New Artist in Residence
Ronald Ebrecht, Artist in Residence and University Organist, has been at Wesleyan since 1988. He is in demand, internationally, as a conductor, organ soloist and accompanist, and harpsichord performer, and has performed more than 15 commissioned works. In 1990, he founded the Young Organ Virtuosi Weekend, a biennial festival that celebrates the talents of emerging concert organists, and each spring he hosts the “organ romp” to perform compositions on organ by—and make organ performance accessible to—Wesleyan undergraduates, graduate students, and faculty. He designed the concert organ, a Holtcamp Opus 2085, for the Wesleyan Memorial Chapel during its renovation in 2002–03. He is author of several articles, editor of Maurice Duruflé, 1902-1986: The Last Impressionist (Scarecrow, 2002), and is completing a book, Bigger Than Them All: Cavaillé-Coll’s Monumental Organ Project for Saint Peter’s, Rome, for Scarecrow Press. His many recordings include, with the New Haven Symphony Orchestra conducted by William Boughton, the complete orchestral works of Maurice Duruflé, the Veni Creator for solo organ, and the Ebrecht edition of the Poulenc Organ Concerto, issued by Nimbus Records.
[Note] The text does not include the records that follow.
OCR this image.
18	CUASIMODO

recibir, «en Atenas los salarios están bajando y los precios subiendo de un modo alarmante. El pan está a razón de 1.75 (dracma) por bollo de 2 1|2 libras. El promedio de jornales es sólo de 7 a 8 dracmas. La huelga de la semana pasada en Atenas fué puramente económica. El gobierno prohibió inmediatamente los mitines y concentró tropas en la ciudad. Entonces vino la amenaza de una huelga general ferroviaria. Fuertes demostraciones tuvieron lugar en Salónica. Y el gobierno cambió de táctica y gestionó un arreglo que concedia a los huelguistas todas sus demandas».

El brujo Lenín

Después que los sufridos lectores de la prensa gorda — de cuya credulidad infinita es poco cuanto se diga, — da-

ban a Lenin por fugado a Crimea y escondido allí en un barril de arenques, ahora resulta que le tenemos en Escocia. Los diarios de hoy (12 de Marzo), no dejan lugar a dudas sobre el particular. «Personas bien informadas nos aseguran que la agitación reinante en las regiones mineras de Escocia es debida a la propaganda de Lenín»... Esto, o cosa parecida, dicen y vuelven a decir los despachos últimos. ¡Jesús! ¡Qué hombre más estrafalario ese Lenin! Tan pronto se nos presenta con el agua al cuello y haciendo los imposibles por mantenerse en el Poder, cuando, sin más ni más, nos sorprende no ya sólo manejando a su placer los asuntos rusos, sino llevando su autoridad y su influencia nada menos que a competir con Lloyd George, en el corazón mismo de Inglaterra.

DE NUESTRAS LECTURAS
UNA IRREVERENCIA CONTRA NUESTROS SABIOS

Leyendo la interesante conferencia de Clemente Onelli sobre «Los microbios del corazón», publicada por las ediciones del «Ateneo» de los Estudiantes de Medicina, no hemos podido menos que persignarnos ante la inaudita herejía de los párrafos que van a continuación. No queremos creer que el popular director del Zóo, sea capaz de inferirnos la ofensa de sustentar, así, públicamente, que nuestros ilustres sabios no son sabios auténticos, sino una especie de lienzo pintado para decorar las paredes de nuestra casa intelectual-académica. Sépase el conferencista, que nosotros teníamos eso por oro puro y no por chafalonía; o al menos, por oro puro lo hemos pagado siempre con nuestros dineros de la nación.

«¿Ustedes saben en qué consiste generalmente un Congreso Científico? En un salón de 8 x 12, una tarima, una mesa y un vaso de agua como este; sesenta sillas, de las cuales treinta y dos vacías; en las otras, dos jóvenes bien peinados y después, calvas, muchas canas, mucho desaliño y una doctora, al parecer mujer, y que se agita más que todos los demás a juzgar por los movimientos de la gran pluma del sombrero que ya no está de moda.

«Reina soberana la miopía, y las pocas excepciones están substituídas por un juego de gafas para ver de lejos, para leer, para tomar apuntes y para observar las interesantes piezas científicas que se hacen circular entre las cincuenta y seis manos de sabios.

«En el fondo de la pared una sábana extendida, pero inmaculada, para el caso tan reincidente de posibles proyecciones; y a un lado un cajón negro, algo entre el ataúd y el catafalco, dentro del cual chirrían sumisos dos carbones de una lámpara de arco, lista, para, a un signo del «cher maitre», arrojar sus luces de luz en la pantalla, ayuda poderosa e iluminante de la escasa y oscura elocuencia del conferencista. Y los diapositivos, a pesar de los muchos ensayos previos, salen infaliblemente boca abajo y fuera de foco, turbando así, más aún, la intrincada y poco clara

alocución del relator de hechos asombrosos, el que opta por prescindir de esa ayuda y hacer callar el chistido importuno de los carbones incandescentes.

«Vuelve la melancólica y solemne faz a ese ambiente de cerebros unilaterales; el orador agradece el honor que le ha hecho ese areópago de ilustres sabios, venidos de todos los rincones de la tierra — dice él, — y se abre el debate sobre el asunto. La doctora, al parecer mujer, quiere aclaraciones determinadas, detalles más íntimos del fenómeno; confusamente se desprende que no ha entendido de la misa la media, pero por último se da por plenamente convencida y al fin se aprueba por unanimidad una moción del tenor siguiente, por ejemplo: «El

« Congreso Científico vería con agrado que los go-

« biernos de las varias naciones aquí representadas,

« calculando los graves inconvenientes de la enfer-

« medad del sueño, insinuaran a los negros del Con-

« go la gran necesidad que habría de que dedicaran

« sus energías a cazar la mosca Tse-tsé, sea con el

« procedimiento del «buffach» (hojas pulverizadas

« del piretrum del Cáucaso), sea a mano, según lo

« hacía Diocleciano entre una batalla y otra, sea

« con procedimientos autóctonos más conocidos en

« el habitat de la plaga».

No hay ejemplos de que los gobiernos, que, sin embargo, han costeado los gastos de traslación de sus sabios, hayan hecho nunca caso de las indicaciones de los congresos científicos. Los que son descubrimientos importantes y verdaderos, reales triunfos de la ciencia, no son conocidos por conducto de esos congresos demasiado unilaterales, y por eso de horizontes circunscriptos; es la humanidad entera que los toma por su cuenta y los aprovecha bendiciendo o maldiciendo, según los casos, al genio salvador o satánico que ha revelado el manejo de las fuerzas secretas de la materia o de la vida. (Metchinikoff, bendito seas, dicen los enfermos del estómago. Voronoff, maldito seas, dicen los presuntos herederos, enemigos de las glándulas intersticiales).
He earned his bachelor of music degree from Southern Methodist University, his master of music from Yale University, and his Diplôme d’études supérieures from the Schola Cantorum in Paris.
New Research Professors
Michael Frisch, Research Professor of Chemistry, is president and CEO of Gaussian Inc., which produces one of the leading quantum chemical software packages used in university, government and corporate research groups around the world. This software allows the calculation of molecular and materials properties completely from first principles and has contributed to a revolutionary approach to solving problems in chemistry, pharmacology, atmospheric science, materials science and numerous other fields. As lead or co-author of more than 135 articles in the field, Frisch continues his own scholarly contribution to the development of computational methods as well as collaborating with leading scientists worldwide to bring additional methodologies and refinements to the Gaussian program. At Wesleyan he works closely with George Petersson and his research group but also generously helps other faculty and students with their own computational projects. He earned his B.S. from the California Institute of Technology and his Ph.D. from Carnegie-Mellon University.
Herbert Pickett, Research Professor of Chemistry, is one of the most accomplished high resolution spectroscopists in the United States. He is known for his ability to analyze complex spectra and has developed software programs using his methods of analysis. Almost all high resolution spectroscopist in the world now use Pickett’s analysis programs SPCAT and SPFIT to predict, assign, and fit spectra. Early in his career he taught at the University of Texas, Austin, and then worked at the jet propulsion laboratory at Cal Tech from 1978 through 2008, retiring as their senior research scientist and as lead scientist and engineer of 2.5 THz OH band for Earth Observing System Microwave Limb Sounder. He is lead or co-author of more than 100 articles. A recent issue of the Journal of Molecular Spectroscopy is dedicated to him and his colleague Ed Cohen. At Wesleyan he works closely with Stewart Novick, Pete Pringle, and their students on the interpretation of microwave spectra. He is a co-principle investigator on a recently funded NSF proposal with Novick. He earned is A.B. from Williams College and his Ph.D. from the University of California, Berkeley.